Reflections: 1st July 2018

A Reflection for the Thirteenth Sunday of Ordinary Time

MK 5:21-43 ( )

The miracle of the 5 loaves and 2 fish is the only miracle, apart from the Resurrection, recorded in all four Gospels. Pope Francis, in his homilies, has emphasised the sharing in this miracle.

In Rumbek in South Sudan, where a huge food crisis exists, we have a modern-day version of agricultural project – run by the Loreto Sisters. As chairperson of the school’s board, I am very proud of the high quality of education delivered; the (day) primary school has over 500 boys and girls, a secondary school caters for some 200 girl boarders and an Accelerated Learning Programme (ALP) is offered to dozens of adults and children who have no formal education.

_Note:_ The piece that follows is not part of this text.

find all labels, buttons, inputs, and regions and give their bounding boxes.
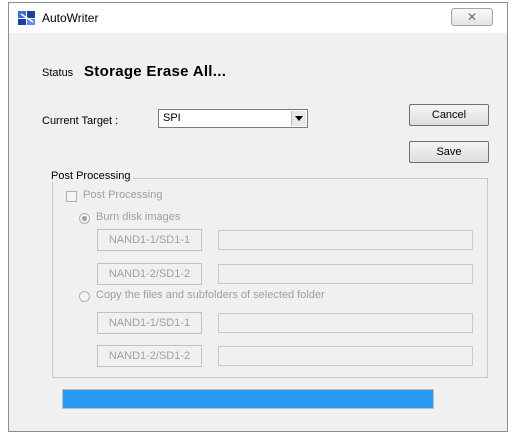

As food prices rose dramatically and it became harder to access food, the Loreto Sisters sought funding for food relief. But more than just seeking to feed the students, they employed between 30 and 80 people each day to cultivate, plant, weed and harvest – as well as cook. Wages injected cash into the markets and the local economy began to function better, while the people enjoyed the dignity of working for their upkeep and helping the schooling of their children.

Loreto also undertook to feed teaching and other staff, including agricultural workers and block-makers; yes, in an enterprising initiative, concrete construction blocks are made! Fifteen Senior 4 girls followed a ‘masonry programme’ during vacation time, making 300 blocks on the first day. Altogther, enough food is grown or bought to feed some 1,000 people daily.

One Kenyan member of the Loreto community, Sr. Penina, is a qualified nurse who has brought health care to the students, the workers and their families.  Assisted in the clinic by local women and school graduates, she cares daily for many patients. The incredible impact of better access to health-care plus nutritious, basic meals for the primary and ALP students has seen the attendance rate soar to 95%.  Class attendance of the girls in the boarding school is near 100%.

One primary student wrote: “I am very happy to come to school. Sometimes I come hungry, there is no food at home. When I come to school we eat lunch every day. The food keeps us strong and helps us to concentrate in class … When we go home we don’t disturb our mothers looking for food, because it isn’t there…” A mother said: “I can see the difference between our kids and the kids from other schools. Ours are happier and have more energy for learning. They are able to learn and concentrate.” Yet another said: “We are very grateful for the support we have received in the form of food. Without this support most of us were going to starve”.

With faith and determination, Loreto has used its resources to help the local community and students. On only one day was there not enough food for the workers. At times, it seemed the food would run out but somehow enough was found. I say a modern ‘miracle’ in South Sudan. 

Bill Firman FSC – A member of the De La Salle order and a former school principal, Brother Bill works as part of Solidarity with South Sudan, an international Catholic initiative.